Henry Ernest Dudeney/Puzzles and Curious Problems/111 - Odds and Evens/Solution/Declarations
Puzzles and Curious Problems by Henry Ernest Dudeney: $111$
- Odds and Evens
- Every asterisk and letter represents a figure,
- Can you construct an arrangement complying with these conditions?
- There are $6$ solutions.
- Can you find one, or all of them?
*******
----------
***)*********
OE*
-----
****
OO**
-----
***
EE*
----
***
EO*
----
****
EE**
-----
***
OO*
---
Declarations
This section declares the variables which are to be used during the deduction of the solution to this skeleton puzzle.
Let $D$ denote the divisor.
Let $Q$ denote the quotient.
Let $N$ denote the dividend.
Let $q_1$ to $q_7$ denote the digits of $Q$ which are calculated at each stage of the long division process in turn.

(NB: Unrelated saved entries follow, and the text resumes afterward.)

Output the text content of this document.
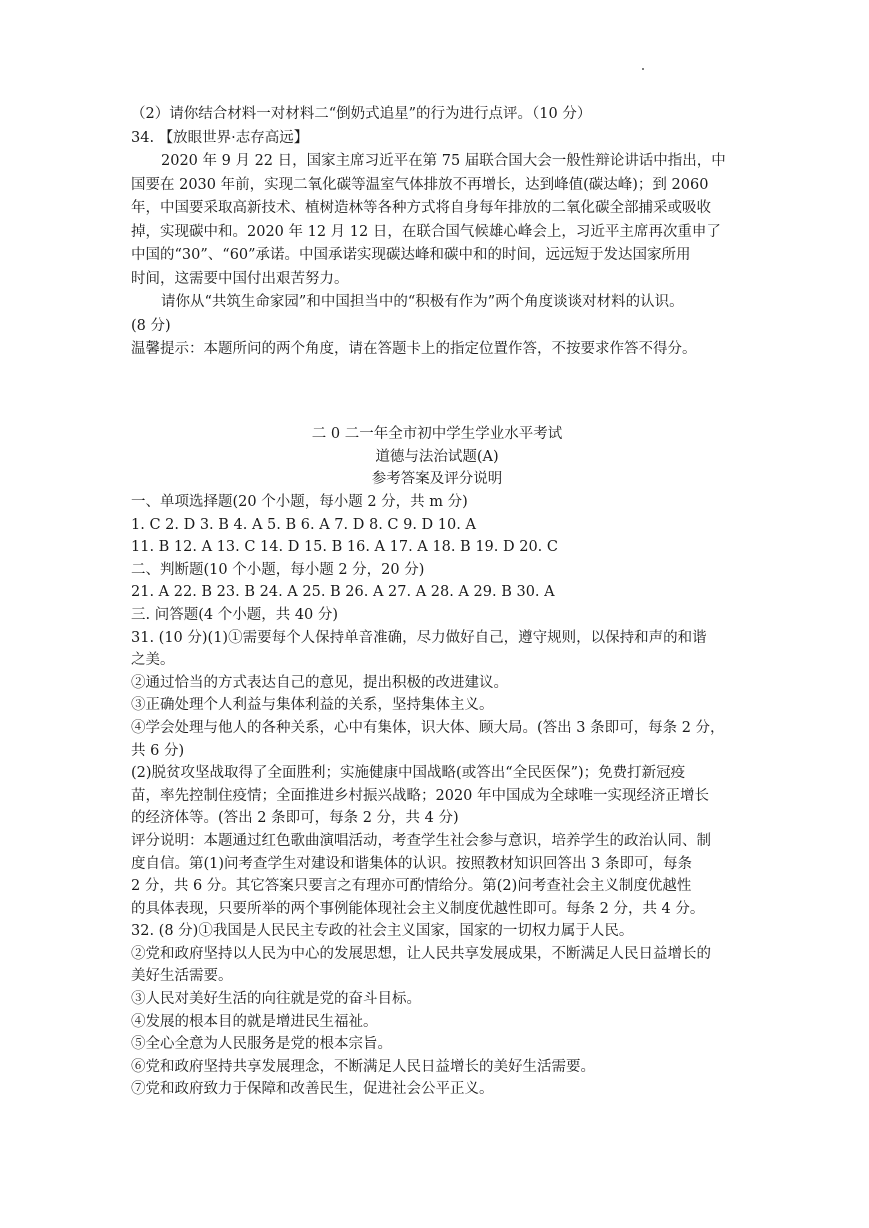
（2）请你结合材料一对材料二“倒奶式追星”的行为进行点评。（10 分）
34. 【放眼世界·志存高远】
2020 年 9 月 22 日，国家主席习近平在第 75 届联合国大会一般性辩论讲话中指出，中
国要在 2030 年前，实现二氧化碳等温室气体排放不再增长，达到峰值(碳达峰)；到 2060
年，中国要采取高新技术、植树造林等各种方式将自身每年排放的二氧化碳全部捕采或吸收
掉，实现碳中和。2020 年 12 月 12 日，在联合国气候雄心峰会上，习近平主席再次重申了
中国的“30”、“60”承诺。中国承诺实现碳达峰和碳中和的时间，远远短于发达国家所用
时间，这需要中国付出艰苦努力。
请你从“共筑生命家园”和中国担当中的“积极有作为”两个角度谈谈对材料的认识。
(8 分)
温馨提示：本题所问的两个角度，请在答题卡上的指定位置作答，不按要求作答不得分。
二 0 二一年全市初中学生学业水平考试
道德与法治试题(A)
参考答案及评分说明
一、单项选择题(20 个小题，每小题 2 分，共 m 分)
1. C 2. D 3. B 4. A 5. B 6. A 7. D 8. C 9. D 10. A
11. B 12. A 13. C 14. D 15. B 16. A 17. A 18. B 19. D 20. C
二、判断题(10 个小题，每小题 2 分，20 分)
21. A 22. B 23. B 24. A 25. B 26. A 27. A 28. A 29. B 30. A
三. 问答题(4 个小题，共 40 分)
31. (10 分)(1)①需要每个人保持单音准确，尽力做好自己，遵守规则，以保持和声的和谐
之美。
②通过恰当的方式表达自己的意见，提出积极的改进建议。
③正确处理个人利益与集体利益的关系，坚持集体主义。
④学会处理与他人的各种关系，心中有集体，识大体、顾大局。(答出 3 条即可，每条 2 分，
共 6 分)
(2)脱贫攻坚战取得了全面胜利；实施健康中国战略(或答出“全民医保”)；免费打新冠疫
苗，率先控制住疫情；全面推进乡村振兴战略；2020 年中国成为全球唯一实现经济正增长
的经济体等。(答出 2 条即可，每条 2 分，共 4 分)
评分说明：本题通过红色歌曲演唱活动，考查学生社会参与意识，培养学生的政治认同、制
度自信。第(1)问考查学生对建设和谐集体的认识。按照教材知识回答出 3 条即可，每条
2 分，共 6 分。其它答案只要言之有理亦可酌情给分。第(2)问考查社会主义制度优越性
的具体表现，只要所举的两个事例能体现社会主义制度优越性即可。每条 2 分，共 4 分。
32. (8 分)①我国是人民民主专政的社会主义国家，国家的一切权力属于人民。
②党和政府坚持以人民为中心的发展思想，让人民共享发展成果，不断满足人民日益增长的
美好生活需要。
③人民对美好生活的向往就是党的奋斗目标。
④发展的根本目的就是增进民生福祉。
⑤全心全意为人民服务是党的根本宗旨。
⑥党和政府坚持共享发展理念，不断满足人民日益增长的美好生活需要。
⑦党和政府致力于保障和改善民生，促进社会公平正义。
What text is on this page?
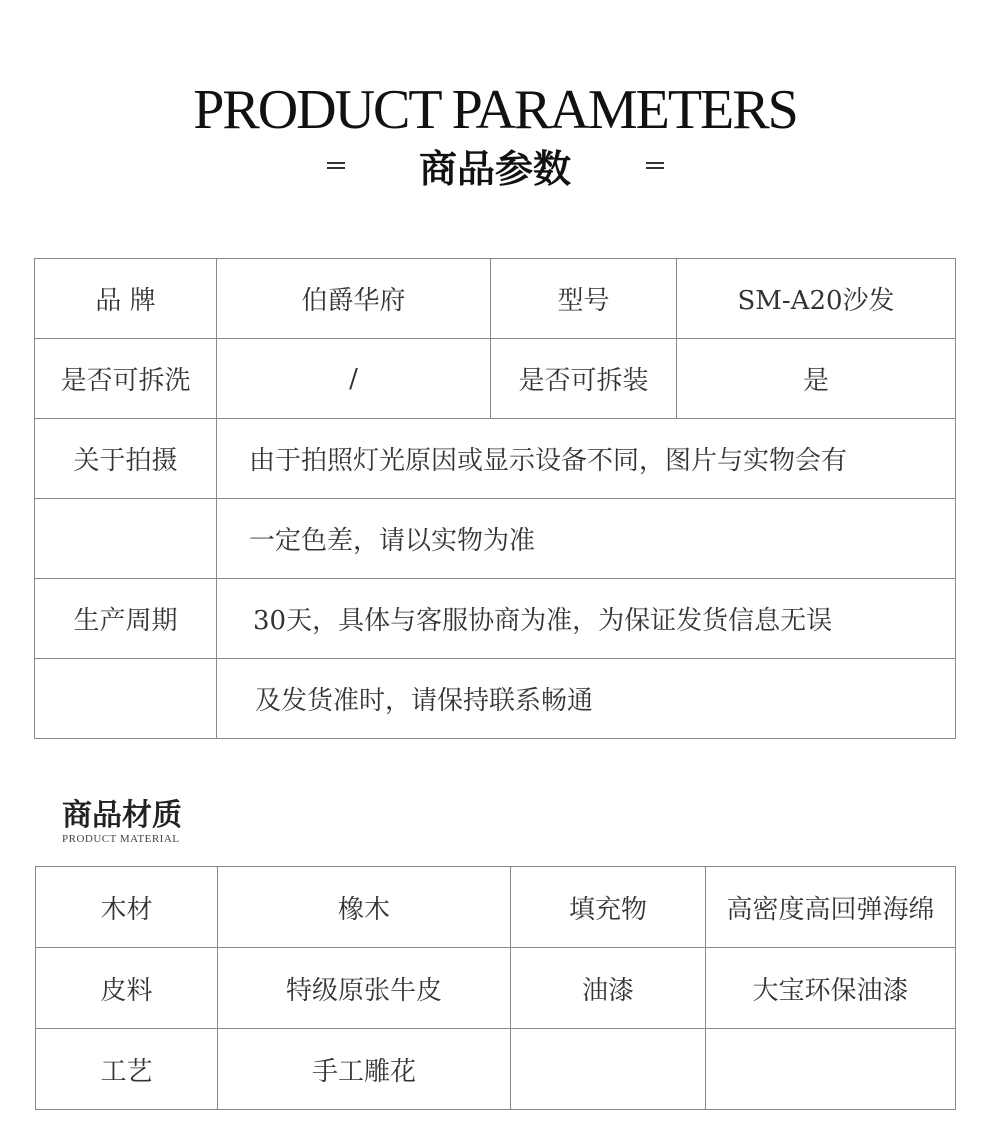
PRODUCT PARAMETERS
商品参数
品 牌	伯爵华府	型号	SM-A20沙发
是否可拆洗	/	是否可拆装	是
关于拍摄	由于拍照灯光原因或显示设备不同，图片与实物会有		
	一定色差，请以实物为准		
生产周期	30天，具体与客服协商为准，为保证发货信息无误		
	及发货准时，请保持联系畅通		
商品材质
PRODUCT MATERIAL
木材	橡木	填充物	高密度高回弹海绵
皮料	特级原张牛皮	油漆	大宝环保油漆
工艺	手工雕花		
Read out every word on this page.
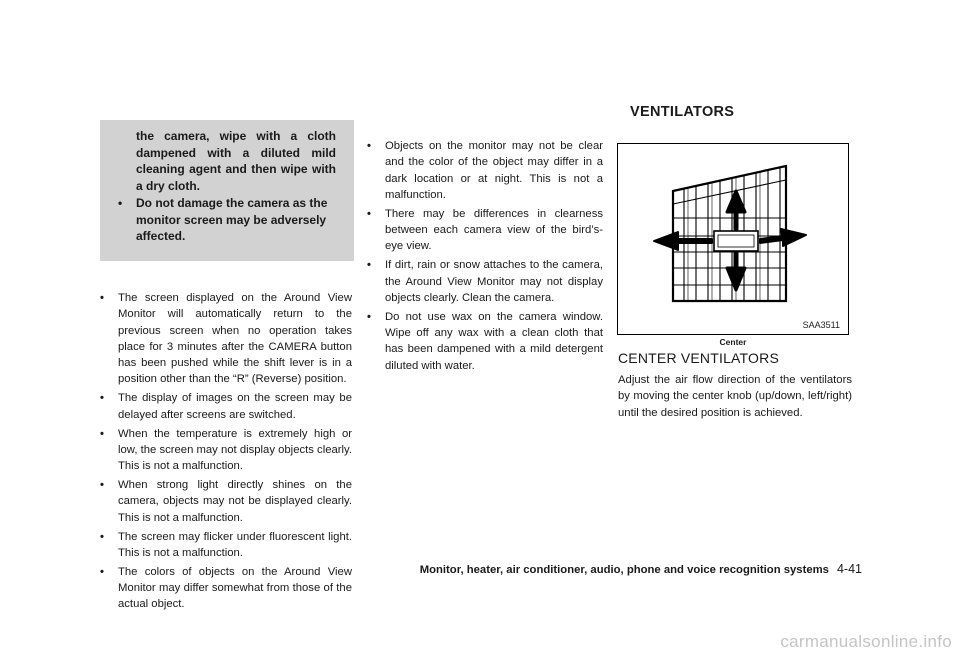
the camera, wipe with a cloth dampened with a diluted mild cleaning agent and then wipe with a dry cloth.

• Do not damage the camera as the monitor screen may be adversely affected.
• The screen displayed on the Around View Monitor will automatically return to the previous screen when no operation takes place for 3 minutes after the CAMERA button has been pushed while the shift lever is in a position other than the “R” (Reverse) position.
• The display of images on the screen may be delayed after screens are switched.
• When the temperature is extremely high or low, the screen may not display objects clearly. This is not a malfunction.
• When strong light directly shines on the camera, objects may not be displayed clearly. This is not a malfunction.
• The screen may flicker under fluorescent light. This is not a malfunction.
• The colors of objects on the Around View Monitor may differ somewhat from those of the actual object.
• Objects on the monitor may not be clear and the color of the object may differ in a dark location or at night. This is not a malfunction.
• There may be differences in clearness between each camera view of the bird’s-eye view.
• If dirt, rain or snow attaches to the camera, the Around View Monitor may not display objects clearly. Clean the camera.
• Do not use wax on the camera window. Wipe off any wax with a clean cloth that has been dampened with a mild detergent diluted with water.
VENTILATORS
SAA3511

Center

CENTER VENTILATORS

Adjust the air flow direction of the ventilators by moving the center knob (up/down, left/right) until the desired position is achieved.

Monitor, heater, air conditioner, audio, phone and voice recognition systems 4-41
carmanualsonline.info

Let $n_1$ to $n_7$ denote the partial dividends which are subject to the $1$st to $7$th division operations respectively.
- Note that $n_2 = 0$, but has been retained for consistency of numbering.
Let $j_1$ to $j_7$ denote the least significant digits of $n_1$ to $n_7$ as they are brought down from $N$ at each stage of the long division process in turn.
Let $p_1$ to $p_7$ denote the partial products generated by the $1$st to $7$th division operations respectively: $p_k = q_k D$
- Again note that $p_2 = 0$, but has been retained for consistency of numbering.
Let $d_1$ to $d_7$ denote the differences between the partial dividends and partial products: $d_k = n_k - p_k$.
By the mechanics of a long division, we have throughout that:
- $n_k = 10 d_{k - 1} + j_k$
for $k \ge 2$.
Hence we can refer to elements of the structure of this long division as follows:
******* --> Q
---------- ---
***)********* --> D ) N
OE* --> p_1
-----
**** --> n_3
OO** --> p_3
-----
*** --> n_4
EE* --> p_4
----
*** --> n_5
EO* --> p_5
----
**** --> n_6
EE** --> p_6
-----
*** --> n_7
OO* --> p_7
---